E.H. Botvinich, editor. Reston, VA: Society of Nuclear Medicine, Inc., 2001, 218 pages, $119
This easy-to-understand book, which is part of the Self-Study Program III of the Society of Nuclear Medicine, is a good review of the basic technical aspects of myocardial perfusion scintigraphy and also the technical aspects of 18F-FDG imaging with gamma cameras. For physicians, the book provides basic essentials about performing myocardial perfusion scintigraphy and avoiding potential errors in interpretation. For technologists, the book is comprehensive, covering everything from stress testing to the most common artifacts seen on a perfusion study. It can be used as a reference guide for day-to-day imaging.
The text opens with a synopsis of the evolution of nuclear cardiology and then continues into a descriptive explanation of coronary blood flow. In this section, the author provides a thorough and understandable definition of coronary blood flow and an overview of its basic physiology and abnormal states. The next section focuses on radionuclides and examines the relationship of each perfusion tracer to coronary blood flow, including linearity and extraction fraction. The imaging characteristics and basic kinetics of the individual tracers are also discussed.
A section follows on the technical aspects of myocardial perfusion scintigraphy using gated SPECT. After an in-depth survey of the technique, the author discusses the potential pitfalls of this method and variability in the measurement of perfusion and function.
The next 4 sections are on performing myocardial perfusion scintigraphy. These include stress testing protocols, imaging protocols, image acquisition, and image processing and quantification. In the section about stress protocols, the author briefly discusses exercise stress testing and the effect of certain medications on the results. Pharmacologic stress testing using vasodilators is also briefly reviewed. The section about imaging protocols is essentially divided into 3 parts, 1 each on 201Tl, 99mTc-labeled isotopes, and dual-isotope protocols. Each section explains the advantages and limitations of each protocol and how each should be performed. The section about image acquisition contains details on both planar and SPECT acquisitions. In the section on image processing and quantitation, the author carefully presents the principles of image display, reviews the software currently available, and summarizes sources of error in quality control that may be visualized during processing. These inclusive sections give the reader a basic understanding of what needs to be considered during acquisition and processing.
After the 4 sections on performing myocardial perfusion scintigraphy is a section that reviews the most common artifacts for both planar and SPECT imaging. The author discusses normal cardiac variants; attenuation, scatter, and artifacts; and errors during image interpretation. This section is important for both technologists and physicians.
The text closes with 2 sections, one addressing the use of 18F-FDG imaging with conventional SPECT cameras and one addressing the current and future states of nuclear cardiology. These sections make up an informative closing to a thorough review of the technical aspects of SPECT imaging.
After an extensive list of references, challenging questions and case examples are presented. These give readers the opportunity to test their knowledge and comprehension of the information presented.
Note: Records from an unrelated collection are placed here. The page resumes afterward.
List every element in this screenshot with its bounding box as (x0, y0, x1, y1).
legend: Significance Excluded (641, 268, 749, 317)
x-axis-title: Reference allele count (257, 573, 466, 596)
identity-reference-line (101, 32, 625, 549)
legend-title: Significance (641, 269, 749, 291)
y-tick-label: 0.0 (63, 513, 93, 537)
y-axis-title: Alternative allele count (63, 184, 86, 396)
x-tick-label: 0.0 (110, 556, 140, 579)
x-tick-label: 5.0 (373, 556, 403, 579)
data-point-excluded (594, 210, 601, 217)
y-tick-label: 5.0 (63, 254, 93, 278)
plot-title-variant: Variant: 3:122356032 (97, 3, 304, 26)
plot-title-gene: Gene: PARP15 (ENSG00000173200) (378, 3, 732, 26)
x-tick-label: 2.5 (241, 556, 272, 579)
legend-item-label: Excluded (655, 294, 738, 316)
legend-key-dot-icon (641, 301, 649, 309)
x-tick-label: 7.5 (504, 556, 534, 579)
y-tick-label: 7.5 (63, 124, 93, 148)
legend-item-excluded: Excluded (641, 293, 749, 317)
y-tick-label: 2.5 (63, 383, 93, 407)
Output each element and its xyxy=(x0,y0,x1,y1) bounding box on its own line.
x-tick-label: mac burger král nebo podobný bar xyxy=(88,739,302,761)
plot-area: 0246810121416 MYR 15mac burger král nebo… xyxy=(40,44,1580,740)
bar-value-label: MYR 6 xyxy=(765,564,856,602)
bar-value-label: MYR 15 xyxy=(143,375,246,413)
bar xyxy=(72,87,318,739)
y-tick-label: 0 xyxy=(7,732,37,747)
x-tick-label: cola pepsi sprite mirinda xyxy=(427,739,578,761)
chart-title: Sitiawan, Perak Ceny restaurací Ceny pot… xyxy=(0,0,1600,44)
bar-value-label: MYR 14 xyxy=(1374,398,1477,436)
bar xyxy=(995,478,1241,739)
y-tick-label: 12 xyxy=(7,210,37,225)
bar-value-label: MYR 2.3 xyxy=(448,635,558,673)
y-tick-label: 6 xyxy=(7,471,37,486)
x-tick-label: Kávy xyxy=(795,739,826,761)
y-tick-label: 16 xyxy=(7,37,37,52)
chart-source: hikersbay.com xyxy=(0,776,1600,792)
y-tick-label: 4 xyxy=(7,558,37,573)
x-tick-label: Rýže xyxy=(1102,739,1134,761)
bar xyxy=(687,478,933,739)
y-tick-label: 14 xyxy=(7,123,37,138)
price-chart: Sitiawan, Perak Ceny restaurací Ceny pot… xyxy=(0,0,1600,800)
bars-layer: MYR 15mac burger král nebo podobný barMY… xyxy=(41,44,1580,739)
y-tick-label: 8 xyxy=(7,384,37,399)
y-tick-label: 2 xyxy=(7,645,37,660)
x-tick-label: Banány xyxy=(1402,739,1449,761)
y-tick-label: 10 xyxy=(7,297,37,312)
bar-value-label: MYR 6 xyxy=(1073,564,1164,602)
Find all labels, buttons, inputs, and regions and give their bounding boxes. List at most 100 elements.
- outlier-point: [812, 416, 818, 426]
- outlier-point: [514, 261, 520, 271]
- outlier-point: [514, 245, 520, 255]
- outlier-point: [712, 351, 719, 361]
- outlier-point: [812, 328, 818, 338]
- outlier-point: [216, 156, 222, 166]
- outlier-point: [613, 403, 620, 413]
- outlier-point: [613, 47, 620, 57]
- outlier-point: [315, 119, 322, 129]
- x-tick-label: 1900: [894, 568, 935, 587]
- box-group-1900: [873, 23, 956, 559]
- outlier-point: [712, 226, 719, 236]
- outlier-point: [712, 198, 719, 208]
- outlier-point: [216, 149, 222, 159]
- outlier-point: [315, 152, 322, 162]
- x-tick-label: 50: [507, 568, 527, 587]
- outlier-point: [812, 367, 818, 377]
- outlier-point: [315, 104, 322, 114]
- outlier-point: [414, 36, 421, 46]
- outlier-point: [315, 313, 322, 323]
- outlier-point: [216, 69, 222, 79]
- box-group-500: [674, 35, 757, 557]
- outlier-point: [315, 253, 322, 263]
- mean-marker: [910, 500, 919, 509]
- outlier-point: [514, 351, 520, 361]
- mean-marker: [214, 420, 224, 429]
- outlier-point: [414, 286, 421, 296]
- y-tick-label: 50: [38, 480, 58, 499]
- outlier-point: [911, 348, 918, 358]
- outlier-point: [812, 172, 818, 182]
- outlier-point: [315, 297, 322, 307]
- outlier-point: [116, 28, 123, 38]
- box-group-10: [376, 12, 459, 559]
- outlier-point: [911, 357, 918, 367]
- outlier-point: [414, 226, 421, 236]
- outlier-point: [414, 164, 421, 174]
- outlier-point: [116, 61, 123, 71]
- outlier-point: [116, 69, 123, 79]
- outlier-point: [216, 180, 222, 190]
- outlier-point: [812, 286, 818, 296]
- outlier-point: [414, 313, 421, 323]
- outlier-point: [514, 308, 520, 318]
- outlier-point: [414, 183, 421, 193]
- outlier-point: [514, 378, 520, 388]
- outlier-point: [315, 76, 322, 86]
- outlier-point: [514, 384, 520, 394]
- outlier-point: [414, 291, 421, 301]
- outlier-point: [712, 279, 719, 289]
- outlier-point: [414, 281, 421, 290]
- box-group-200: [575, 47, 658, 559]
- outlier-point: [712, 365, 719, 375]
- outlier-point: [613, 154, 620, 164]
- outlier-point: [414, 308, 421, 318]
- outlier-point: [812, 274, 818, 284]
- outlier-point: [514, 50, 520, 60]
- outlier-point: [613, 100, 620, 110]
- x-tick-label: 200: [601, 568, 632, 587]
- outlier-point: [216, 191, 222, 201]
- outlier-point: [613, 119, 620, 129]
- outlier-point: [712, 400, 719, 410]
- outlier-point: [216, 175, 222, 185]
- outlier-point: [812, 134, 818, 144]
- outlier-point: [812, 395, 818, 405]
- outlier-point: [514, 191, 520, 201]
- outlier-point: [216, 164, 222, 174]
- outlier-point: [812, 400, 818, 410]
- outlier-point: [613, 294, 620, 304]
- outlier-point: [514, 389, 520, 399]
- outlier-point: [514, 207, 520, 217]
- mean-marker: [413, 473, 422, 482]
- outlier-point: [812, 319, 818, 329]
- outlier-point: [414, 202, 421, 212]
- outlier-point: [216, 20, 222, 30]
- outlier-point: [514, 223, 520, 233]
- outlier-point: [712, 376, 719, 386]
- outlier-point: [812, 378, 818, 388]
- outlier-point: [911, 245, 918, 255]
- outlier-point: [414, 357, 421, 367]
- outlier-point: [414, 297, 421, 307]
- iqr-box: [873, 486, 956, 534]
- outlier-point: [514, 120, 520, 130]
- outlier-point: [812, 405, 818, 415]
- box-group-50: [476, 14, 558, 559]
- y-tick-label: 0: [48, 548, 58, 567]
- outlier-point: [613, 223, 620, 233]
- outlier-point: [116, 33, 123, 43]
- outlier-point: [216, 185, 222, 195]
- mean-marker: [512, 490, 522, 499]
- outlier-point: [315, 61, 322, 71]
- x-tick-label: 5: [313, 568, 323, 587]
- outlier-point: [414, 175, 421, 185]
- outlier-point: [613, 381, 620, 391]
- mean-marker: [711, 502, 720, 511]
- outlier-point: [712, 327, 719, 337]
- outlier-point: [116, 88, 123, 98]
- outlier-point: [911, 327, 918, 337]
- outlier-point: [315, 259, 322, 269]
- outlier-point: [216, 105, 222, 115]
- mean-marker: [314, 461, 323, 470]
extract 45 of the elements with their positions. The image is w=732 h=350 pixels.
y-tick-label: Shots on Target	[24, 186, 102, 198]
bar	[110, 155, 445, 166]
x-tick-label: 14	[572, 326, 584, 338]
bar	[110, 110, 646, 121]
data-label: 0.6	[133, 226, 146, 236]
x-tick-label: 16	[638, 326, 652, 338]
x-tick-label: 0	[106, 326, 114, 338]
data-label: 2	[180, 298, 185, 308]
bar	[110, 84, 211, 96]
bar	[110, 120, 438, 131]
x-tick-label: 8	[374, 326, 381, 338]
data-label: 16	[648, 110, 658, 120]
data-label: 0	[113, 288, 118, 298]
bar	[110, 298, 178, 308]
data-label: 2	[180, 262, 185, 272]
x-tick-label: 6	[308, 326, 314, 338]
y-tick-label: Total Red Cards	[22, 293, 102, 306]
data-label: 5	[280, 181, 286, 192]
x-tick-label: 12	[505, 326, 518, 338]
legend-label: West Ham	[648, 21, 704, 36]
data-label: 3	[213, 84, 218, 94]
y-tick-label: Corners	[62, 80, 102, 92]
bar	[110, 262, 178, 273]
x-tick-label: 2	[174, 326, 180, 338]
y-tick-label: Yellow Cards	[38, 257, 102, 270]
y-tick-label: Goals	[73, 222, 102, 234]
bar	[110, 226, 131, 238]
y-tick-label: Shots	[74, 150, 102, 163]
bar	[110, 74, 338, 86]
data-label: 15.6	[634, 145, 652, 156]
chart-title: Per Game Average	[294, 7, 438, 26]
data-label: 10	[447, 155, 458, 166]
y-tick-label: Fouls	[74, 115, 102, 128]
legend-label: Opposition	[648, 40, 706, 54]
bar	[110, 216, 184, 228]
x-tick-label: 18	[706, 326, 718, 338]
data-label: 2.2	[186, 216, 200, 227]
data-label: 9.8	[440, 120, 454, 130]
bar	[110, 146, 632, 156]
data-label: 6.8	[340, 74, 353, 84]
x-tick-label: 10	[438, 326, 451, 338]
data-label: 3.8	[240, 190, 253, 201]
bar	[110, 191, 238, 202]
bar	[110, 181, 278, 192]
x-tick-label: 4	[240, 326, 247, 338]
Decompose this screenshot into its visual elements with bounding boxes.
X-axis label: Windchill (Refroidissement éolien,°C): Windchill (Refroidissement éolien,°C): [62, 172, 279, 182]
The answers for each question are given and thoughtfully discussed.
In summary, this publication offers an in-depth review of the technical aspects of myocardial perfusion imaging. It provides the reader with a comprehensive overview on how to achieve the best-quality studies possible and methods and suggestions to recognize and avoid potential artifacts that can result in false-positive findings. This text should be a must-read for both physicians and technologists performing myocardial perfusion imaging.